Who cannot recall being bullied as a child, forced to admit weakness, mortified by the process? As an adult, this shame quickly becomes self- blame: Why was I there? What could I have done differently? Why did I let it happen? Self-blame may actually be a good sign, correlating with self- reliance and self-regard. But it may also be hostility turned inward, a relentless self-criticism and downward spiral into profound depression.

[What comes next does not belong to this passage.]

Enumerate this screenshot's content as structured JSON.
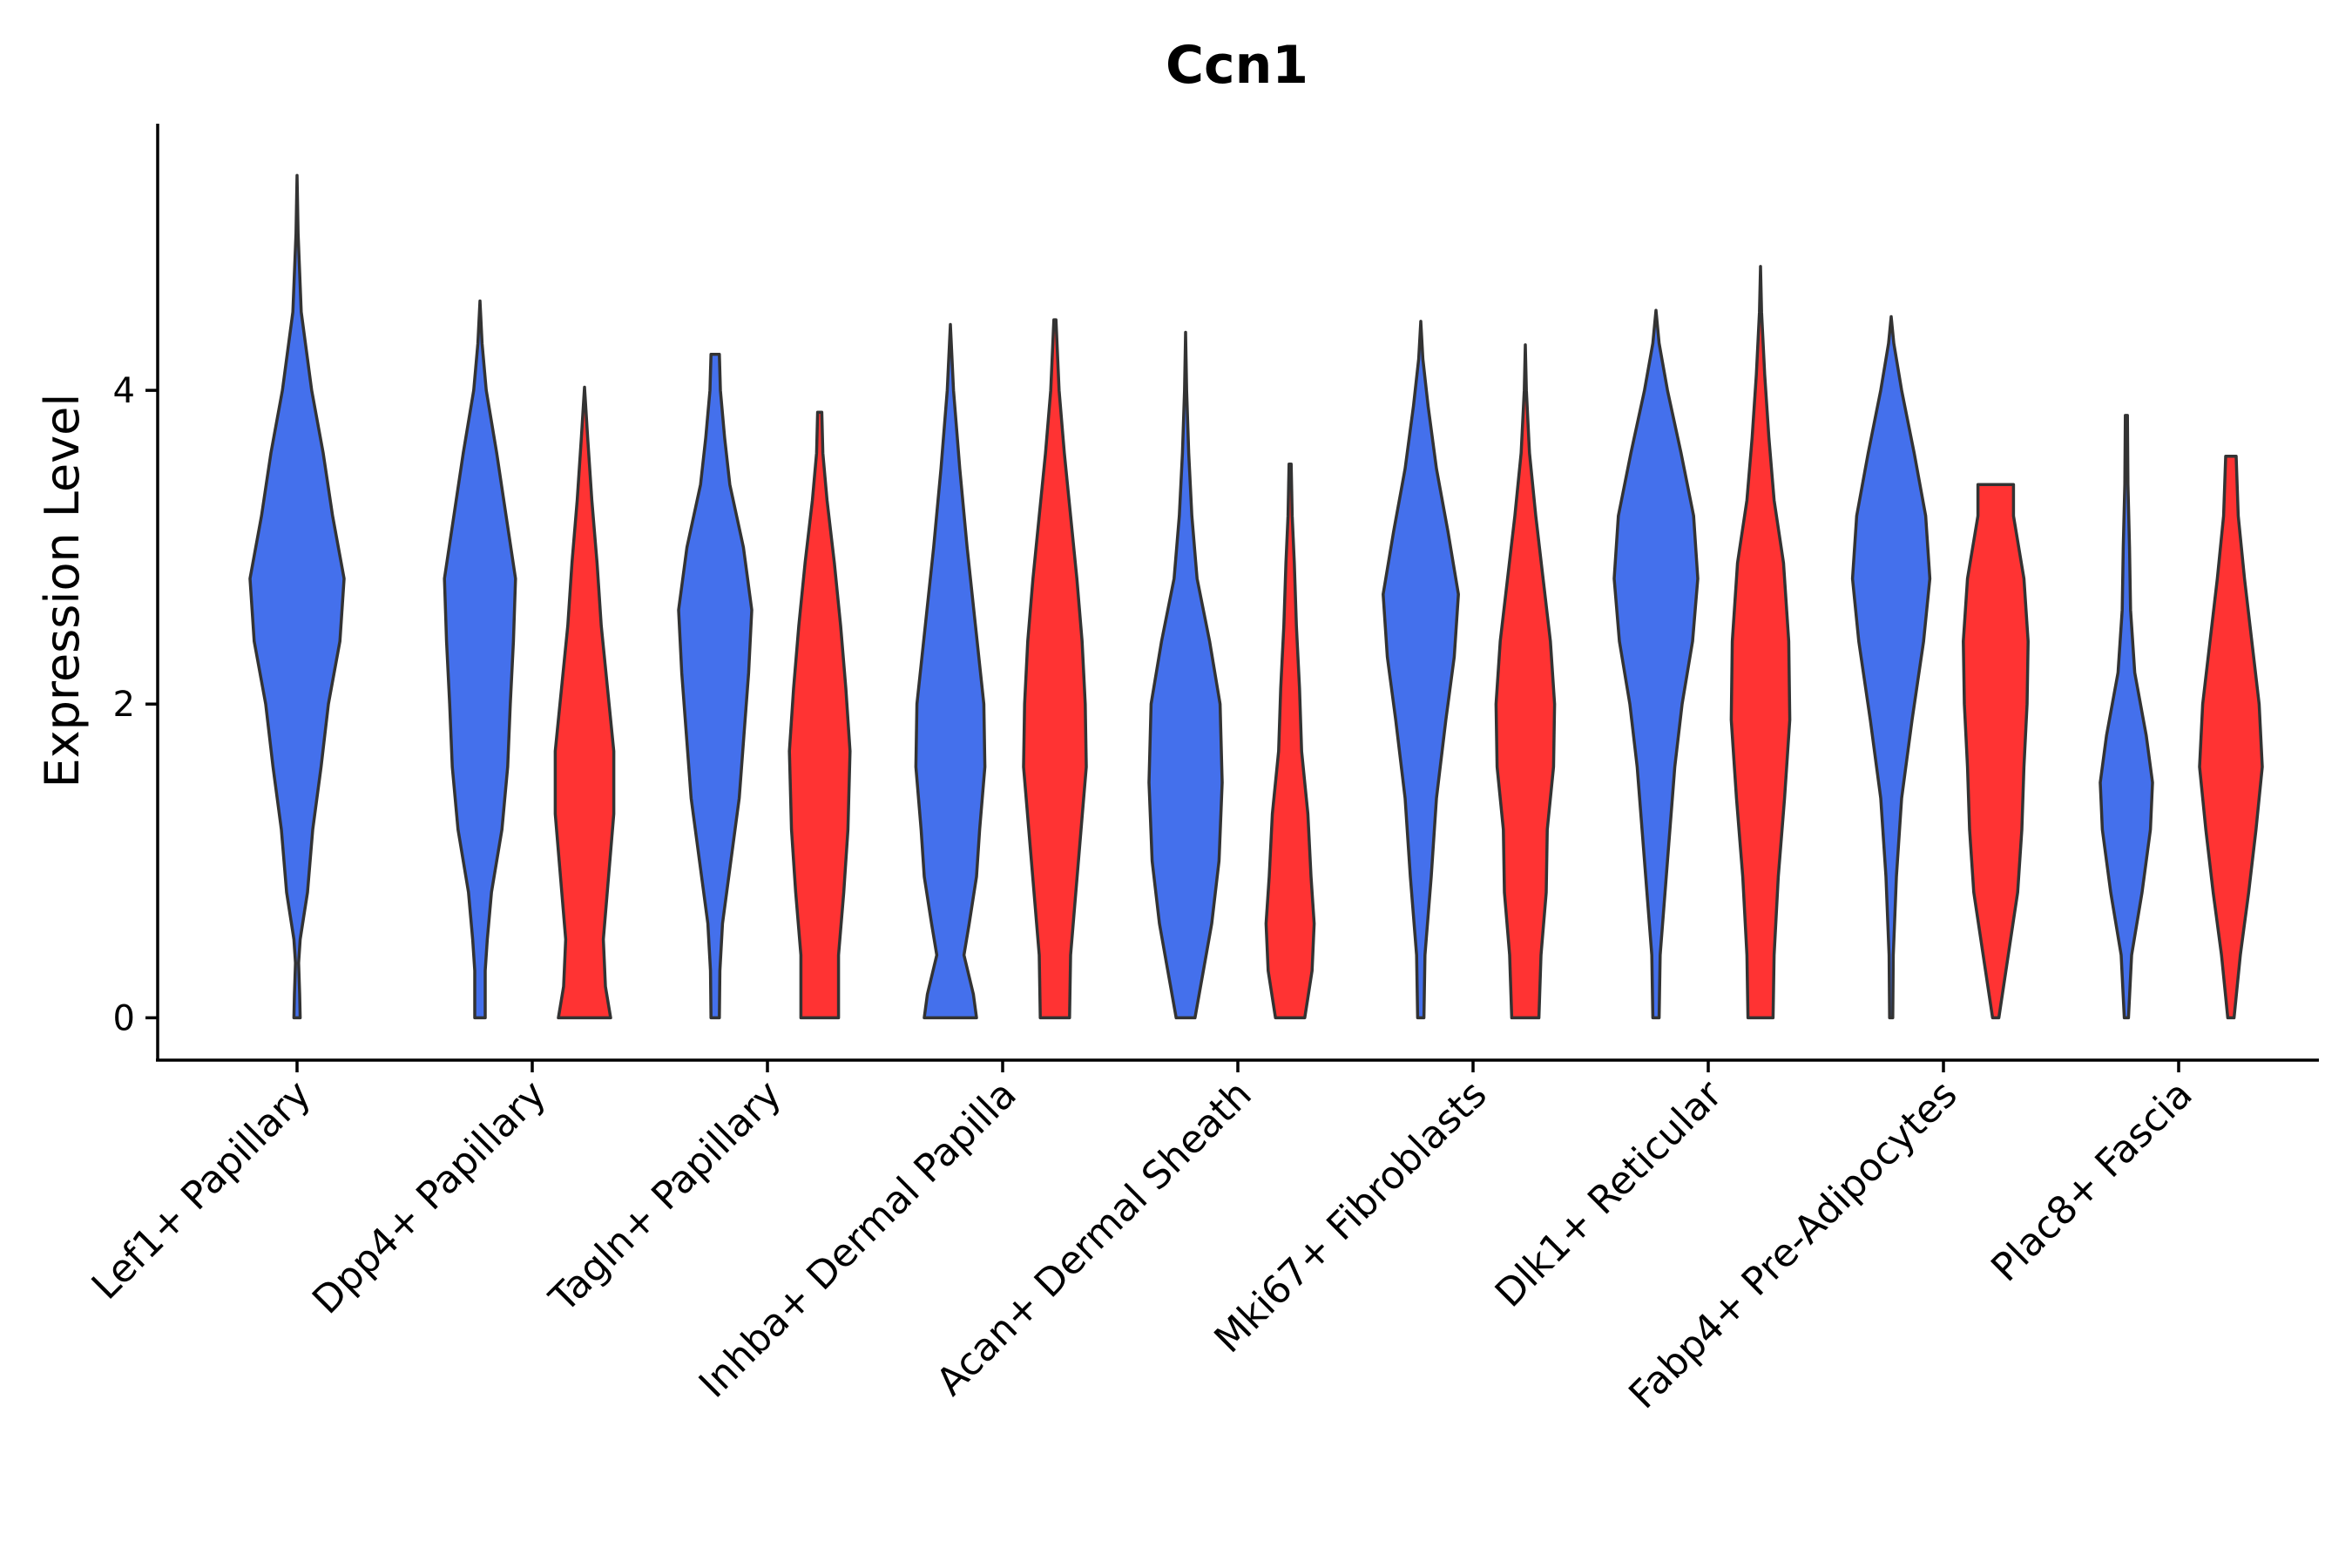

Hatred is another human emotional response to trauma with no reference in the diagnostic manual. Victims of cruelty are entitled to hate their abusers, on the path to recovery and possible forgiveness. But survivors often do less hating than one might expect. Sometimes they are simply grateful to be alive. They may, ironically and paradoxically, love the kidnapper who could have killed them, but instead gave them life. This is called the Stockholm Syndrome, named for the bizarre outcome in a bank vault in Sweden in 1974 when the hostage-taker, Olsson, and the bank teller, Kristin, fell in love and had sex during the siege. Like Patty Heart and countless others, Kristin denied that her assailant was a villain, but responded passionately to his power to spare her life.

It is the Mothers Against Drunk Drivers who are MADD. The co-victims, the next of kin of the injured and dead, are more often the ones moved to rage and vengeance, if not hatred. Obsessive hatred is a corrosive condition, seldom the focus of psychiatric treatment, but of major concern to historians and journalists.

This is a good point to pause and consider the ultimate reason for a new theme in journalism education: in-depth coverage of the way victims experience emotional wounds, particularly wounds that are deliberately and cruelly inflicted.

A relatively recent area of clinical science, traumatic stress studies, teaches us that victims of violence have several distinguishable patterns of emotional response. These patterns are easily recognized once their outlines are understood. Seeing the logic in a set of psychological consequences re-humanizes and dignifies a person who may feel dehumanized and robbed of dignity. The process of recovering from post-traumatic wounds, with or without expert help, is beyond the scope of this chapter. But a sensitive explanation of the traumatic stress response aids recovery. And when we as a society pay attention to the victim as he or she heals, we are less likely to be consumed by hate, focused on perpetrators, contributing to a contagion of cruelty.

Journalists can report on victims, help victims as multi-dimensional human beings and possibly, just possibly, reduce the impulse toward vengeance in the process.